2. Pressure switch is bad.


I cannot tell if the Draft inducer fan is actually spinning.  I can hear the fan unit "hum"  & it is very hot to the touch.  However I am unsure if the fan is actually spinning!

I tested for continuity (w/ohms) from the black - green  & white-green wires & found no continuity on both.   There was continuity from black to white.

I am wondering how else I can test the fan to see if its working?



2.  The tubes don't appear to be cloggeed, I blew in the one coming off the inducer fan & i can audibly hear the pressure switch clicking.  Not sure how to test the switch with an meter.

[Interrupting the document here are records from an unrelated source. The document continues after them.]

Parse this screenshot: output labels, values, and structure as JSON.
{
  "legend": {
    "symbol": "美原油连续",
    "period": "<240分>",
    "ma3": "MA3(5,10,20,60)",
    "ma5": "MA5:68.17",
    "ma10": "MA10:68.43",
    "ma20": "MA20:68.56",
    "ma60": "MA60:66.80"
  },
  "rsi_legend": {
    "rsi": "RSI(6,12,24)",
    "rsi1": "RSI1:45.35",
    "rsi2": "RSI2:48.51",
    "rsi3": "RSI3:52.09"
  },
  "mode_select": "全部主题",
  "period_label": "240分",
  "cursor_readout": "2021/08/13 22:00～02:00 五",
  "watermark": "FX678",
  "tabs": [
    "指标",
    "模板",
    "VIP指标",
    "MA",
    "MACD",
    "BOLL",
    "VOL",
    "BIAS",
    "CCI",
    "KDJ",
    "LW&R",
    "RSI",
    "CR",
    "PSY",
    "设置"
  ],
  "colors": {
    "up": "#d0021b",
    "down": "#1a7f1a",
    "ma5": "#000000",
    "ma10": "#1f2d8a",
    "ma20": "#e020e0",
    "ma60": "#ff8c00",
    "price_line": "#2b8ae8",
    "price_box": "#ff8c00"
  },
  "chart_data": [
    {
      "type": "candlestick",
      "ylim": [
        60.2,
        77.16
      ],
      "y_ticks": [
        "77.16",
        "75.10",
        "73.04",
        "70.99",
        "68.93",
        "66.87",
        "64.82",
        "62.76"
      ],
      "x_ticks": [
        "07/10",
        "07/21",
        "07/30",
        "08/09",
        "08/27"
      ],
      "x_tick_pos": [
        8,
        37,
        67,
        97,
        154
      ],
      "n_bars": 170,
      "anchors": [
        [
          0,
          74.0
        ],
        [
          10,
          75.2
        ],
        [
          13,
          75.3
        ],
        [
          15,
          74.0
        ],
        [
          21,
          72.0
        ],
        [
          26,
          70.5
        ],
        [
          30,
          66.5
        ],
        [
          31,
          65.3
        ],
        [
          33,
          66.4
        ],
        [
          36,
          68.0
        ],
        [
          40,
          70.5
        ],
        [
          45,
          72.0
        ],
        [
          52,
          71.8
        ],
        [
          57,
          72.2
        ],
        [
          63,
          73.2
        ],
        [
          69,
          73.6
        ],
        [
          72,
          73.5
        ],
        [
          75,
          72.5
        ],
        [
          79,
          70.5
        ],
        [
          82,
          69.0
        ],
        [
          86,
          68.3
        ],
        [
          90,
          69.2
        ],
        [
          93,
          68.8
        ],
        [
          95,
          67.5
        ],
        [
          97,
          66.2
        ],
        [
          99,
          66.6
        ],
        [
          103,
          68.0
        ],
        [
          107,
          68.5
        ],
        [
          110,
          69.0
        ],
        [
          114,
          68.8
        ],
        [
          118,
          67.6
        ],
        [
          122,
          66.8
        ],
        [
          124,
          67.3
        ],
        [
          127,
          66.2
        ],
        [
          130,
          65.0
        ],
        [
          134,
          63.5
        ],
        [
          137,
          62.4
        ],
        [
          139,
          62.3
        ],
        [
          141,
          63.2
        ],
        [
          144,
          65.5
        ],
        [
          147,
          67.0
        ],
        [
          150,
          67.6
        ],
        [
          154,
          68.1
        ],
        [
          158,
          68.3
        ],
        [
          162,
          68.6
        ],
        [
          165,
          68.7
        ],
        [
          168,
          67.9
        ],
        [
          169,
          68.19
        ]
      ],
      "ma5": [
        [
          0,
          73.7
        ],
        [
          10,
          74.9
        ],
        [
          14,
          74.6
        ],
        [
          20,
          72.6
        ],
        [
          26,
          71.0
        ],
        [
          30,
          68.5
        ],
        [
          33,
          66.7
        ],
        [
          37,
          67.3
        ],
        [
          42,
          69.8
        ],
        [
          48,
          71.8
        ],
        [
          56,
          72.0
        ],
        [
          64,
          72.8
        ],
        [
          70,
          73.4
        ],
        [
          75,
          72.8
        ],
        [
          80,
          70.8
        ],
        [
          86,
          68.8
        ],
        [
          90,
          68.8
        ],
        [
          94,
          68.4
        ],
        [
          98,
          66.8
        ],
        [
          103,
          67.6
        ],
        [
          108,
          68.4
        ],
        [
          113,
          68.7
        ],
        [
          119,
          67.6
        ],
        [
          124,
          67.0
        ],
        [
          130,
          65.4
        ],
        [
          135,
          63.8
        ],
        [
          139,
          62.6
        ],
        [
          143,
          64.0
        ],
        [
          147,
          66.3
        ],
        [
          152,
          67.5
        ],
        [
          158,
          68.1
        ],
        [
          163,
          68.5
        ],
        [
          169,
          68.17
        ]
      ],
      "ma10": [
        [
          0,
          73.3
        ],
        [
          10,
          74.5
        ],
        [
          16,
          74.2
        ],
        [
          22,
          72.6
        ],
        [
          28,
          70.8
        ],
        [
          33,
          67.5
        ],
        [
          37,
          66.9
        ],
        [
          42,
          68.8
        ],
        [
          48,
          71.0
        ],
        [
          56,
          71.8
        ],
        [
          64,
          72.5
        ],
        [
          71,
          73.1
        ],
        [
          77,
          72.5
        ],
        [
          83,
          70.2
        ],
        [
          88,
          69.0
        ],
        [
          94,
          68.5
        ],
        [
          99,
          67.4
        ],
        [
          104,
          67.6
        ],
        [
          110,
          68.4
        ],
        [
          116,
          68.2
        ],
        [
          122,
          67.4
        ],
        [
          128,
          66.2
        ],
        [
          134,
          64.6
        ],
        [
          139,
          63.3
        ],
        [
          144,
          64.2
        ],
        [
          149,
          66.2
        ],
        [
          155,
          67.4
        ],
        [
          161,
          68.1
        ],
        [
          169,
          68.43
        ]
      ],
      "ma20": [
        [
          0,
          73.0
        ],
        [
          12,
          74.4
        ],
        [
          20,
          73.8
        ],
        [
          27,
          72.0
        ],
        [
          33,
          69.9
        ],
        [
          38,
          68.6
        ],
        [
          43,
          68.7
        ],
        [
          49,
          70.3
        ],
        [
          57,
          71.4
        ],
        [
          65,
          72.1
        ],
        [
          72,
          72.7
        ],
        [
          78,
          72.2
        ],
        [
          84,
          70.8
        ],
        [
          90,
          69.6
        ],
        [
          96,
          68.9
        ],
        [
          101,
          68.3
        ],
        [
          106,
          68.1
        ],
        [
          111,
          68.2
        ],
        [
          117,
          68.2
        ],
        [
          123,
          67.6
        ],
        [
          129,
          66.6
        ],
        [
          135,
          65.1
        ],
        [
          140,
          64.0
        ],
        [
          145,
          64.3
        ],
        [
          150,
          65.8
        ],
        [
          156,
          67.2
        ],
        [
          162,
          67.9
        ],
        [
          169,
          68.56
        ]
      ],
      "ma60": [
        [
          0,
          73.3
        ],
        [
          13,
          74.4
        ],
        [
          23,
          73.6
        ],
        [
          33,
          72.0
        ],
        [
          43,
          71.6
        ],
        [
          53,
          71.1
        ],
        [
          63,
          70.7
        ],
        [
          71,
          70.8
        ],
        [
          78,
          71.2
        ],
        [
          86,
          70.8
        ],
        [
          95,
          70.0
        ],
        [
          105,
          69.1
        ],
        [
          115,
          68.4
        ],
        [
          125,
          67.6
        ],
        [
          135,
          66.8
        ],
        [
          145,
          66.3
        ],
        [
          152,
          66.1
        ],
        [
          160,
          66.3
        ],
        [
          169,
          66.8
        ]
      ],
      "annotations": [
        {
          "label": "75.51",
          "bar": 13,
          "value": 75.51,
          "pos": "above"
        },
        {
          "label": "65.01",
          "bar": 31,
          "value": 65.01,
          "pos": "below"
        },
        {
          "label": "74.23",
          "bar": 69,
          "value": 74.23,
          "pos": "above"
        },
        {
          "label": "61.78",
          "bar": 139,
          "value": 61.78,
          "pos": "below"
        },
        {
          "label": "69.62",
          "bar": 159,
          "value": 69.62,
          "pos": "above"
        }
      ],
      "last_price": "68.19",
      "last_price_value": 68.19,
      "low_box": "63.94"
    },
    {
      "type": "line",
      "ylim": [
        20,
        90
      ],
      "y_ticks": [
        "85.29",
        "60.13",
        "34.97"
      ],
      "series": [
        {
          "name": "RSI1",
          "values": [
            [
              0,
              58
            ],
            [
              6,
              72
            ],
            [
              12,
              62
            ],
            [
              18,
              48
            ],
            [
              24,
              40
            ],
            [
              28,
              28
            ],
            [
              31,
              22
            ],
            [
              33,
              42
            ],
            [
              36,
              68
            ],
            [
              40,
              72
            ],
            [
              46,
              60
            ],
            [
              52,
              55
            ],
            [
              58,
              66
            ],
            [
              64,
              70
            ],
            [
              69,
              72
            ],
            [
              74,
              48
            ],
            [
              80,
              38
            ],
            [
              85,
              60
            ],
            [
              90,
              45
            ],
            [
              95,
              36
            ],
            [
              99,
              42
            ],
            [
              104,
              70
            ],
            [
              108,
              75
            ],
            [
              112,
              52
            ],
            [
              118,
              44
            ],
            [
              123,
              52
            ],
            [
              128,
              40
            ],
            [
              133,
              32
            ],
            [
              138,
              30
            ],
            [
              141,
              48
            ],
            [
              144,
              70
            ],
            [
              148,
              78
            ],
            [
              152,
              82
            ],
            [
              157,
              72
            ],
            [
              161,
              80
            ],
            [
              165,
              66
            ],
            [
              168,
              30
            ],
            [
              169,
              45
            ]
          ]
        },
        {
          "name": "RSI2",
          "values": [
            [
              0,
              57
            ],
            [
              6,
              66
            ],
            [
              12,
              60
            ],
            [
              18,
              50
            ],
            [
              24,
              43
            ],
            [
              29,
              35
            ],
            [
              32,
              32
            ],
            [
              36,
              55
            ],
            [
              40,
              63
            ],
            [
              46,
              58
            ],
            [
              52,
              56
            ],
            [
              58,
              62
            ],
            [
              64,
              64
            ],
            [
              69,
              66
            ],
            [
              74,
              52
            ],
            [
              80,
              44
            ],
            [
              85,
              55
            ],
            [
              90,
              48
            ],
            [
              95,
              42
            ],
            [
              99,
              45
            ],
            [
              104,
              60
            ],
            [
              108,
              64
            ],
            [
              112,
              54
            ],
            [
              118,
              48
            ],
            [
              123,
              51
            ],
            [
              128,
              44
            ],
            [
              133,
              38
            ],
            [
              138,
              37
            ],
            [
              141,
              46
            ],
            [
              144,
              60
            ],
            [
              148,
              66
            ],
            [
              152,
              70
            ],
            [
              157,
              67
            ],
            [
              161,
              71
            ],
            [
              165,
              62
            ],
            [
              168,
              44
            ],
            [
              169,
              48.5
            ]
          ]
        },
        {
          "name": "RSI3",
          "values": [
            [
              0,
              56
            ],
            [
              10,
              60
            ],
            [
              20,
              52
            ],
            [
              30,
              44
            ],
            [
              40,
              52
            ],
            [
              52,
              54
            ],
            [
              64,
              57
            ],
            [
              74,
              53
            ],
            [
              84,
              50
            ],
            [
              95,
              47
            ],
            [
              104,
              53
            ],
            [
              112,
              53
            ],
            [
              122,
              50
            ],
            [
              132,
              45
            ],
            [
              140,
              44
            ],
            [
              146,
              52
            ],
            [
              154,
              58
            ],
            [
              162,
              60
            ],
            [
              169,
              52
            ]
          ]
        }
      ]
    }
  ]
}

Any thoughts / tips would be great.  I'd like to try & figure this out without having to call in the repair man 



Thanks


----------



## glennjanie (Oct 19, 2008)

Welcome 1001Miles:
We are happy to have you and hope we can be of help to you without costing the whole bank account.
Looks like your draft inducer fan motor is bad. You should be able to hear it running, especially if you put a screwdriver against the center of the motor and place your ear against the handle (its like a stethescope). The hum and the heat are my clues. If you have an ammeter you can check the amps on the power wire to the motor; if it is running it will show something like 2 or 3 amps, if its stuck it will show more like 6 amps. Its called 'locked rotor amperage'.
Also, if you have access to your exhaust pipe outside, it should blow a piece of toilet paper in your hand if the motor is running. The inducer motor is a high loss item on high efficiency furnaces.
Glenn


----------



## kok328 (Oct 20, 2008)

break it down until you can get access to the inducer fan blades.  nurse a little oil into the shaft bearings, spin it a bit by hand, reinstall and have warm and happy day.


----------



## 1001miles (Oct 20, 2008)

Thanks for both ur responses.

So itested white & ground (both tests while the inducer was "humming") & had .6   & on the blakc & ground was 120v.

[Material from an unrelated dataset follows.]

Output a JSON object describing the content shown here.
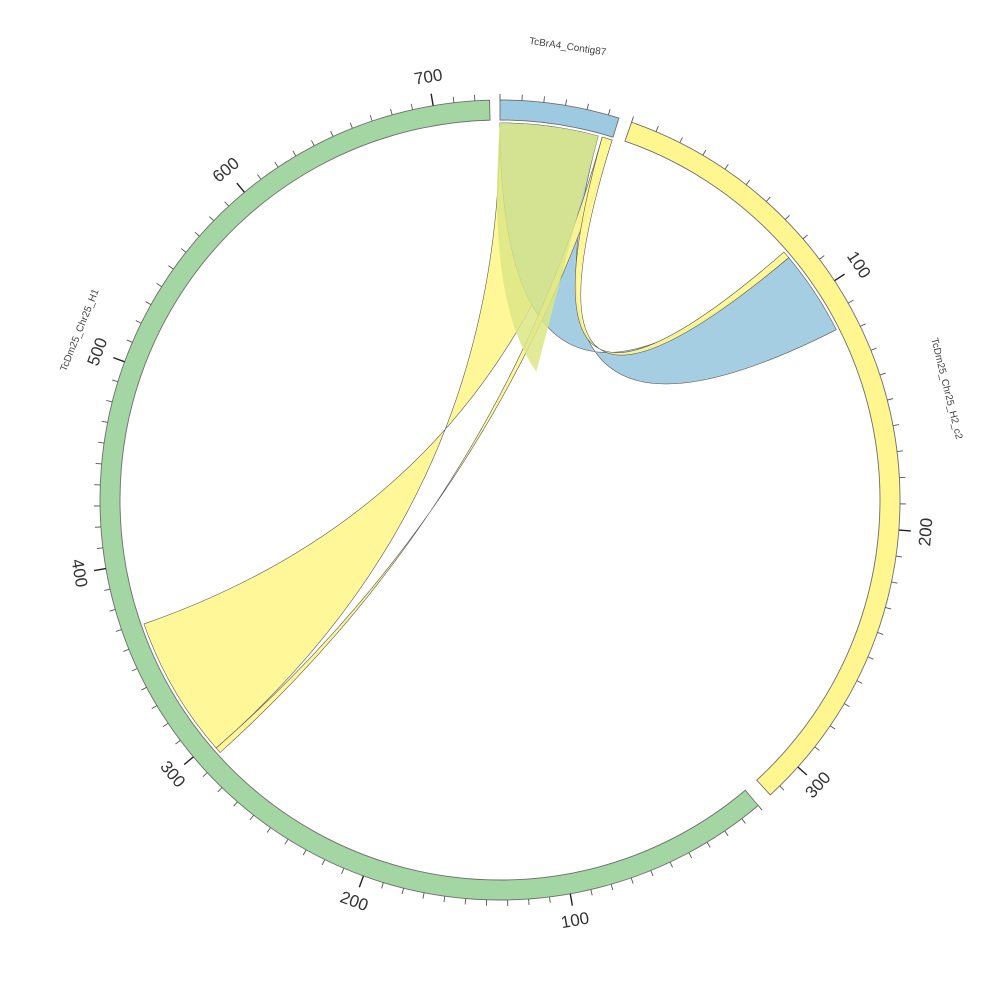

SO sounds like I have a bad draft inducer fan.  Is this something that a cleaning will fix or do I need to buy a new fan?  Any idea what price range on new fan is?

Thanks again!!!


----------



## 1001miles (Oct 20, 2008)

soooo  never guess what I found when I took out my draft inducer?  

2 dead birds were stuck in it & the pvc tube!!!

Everything now works like a  charm -


Thanks for helping guys!!


----------



## Square Eye (Oct 20, 2008)

You might go to the local home center and find a strainer cover or a screen and cover that tube end to prevent that from happening again


----------



## falconphysics (Nov 2, 2008)

I have the same problem. "Pressure Switch Stuck Open"

When I jumper the switch everything seems to work fine. I have good flow of air at the input and output vents on the outside of the house. The draft inducer fan seems to be spinning.

I pulled the switch and blew through it to see if the switch was closing. It does, checked continuity of the switch and it seems to be fine. 

As far as I can tell, I'm left with a couple of choices here. The pressure switch could not be switching at the proper pressure or something else is not working.

Any help would be greatly appreciated.


----------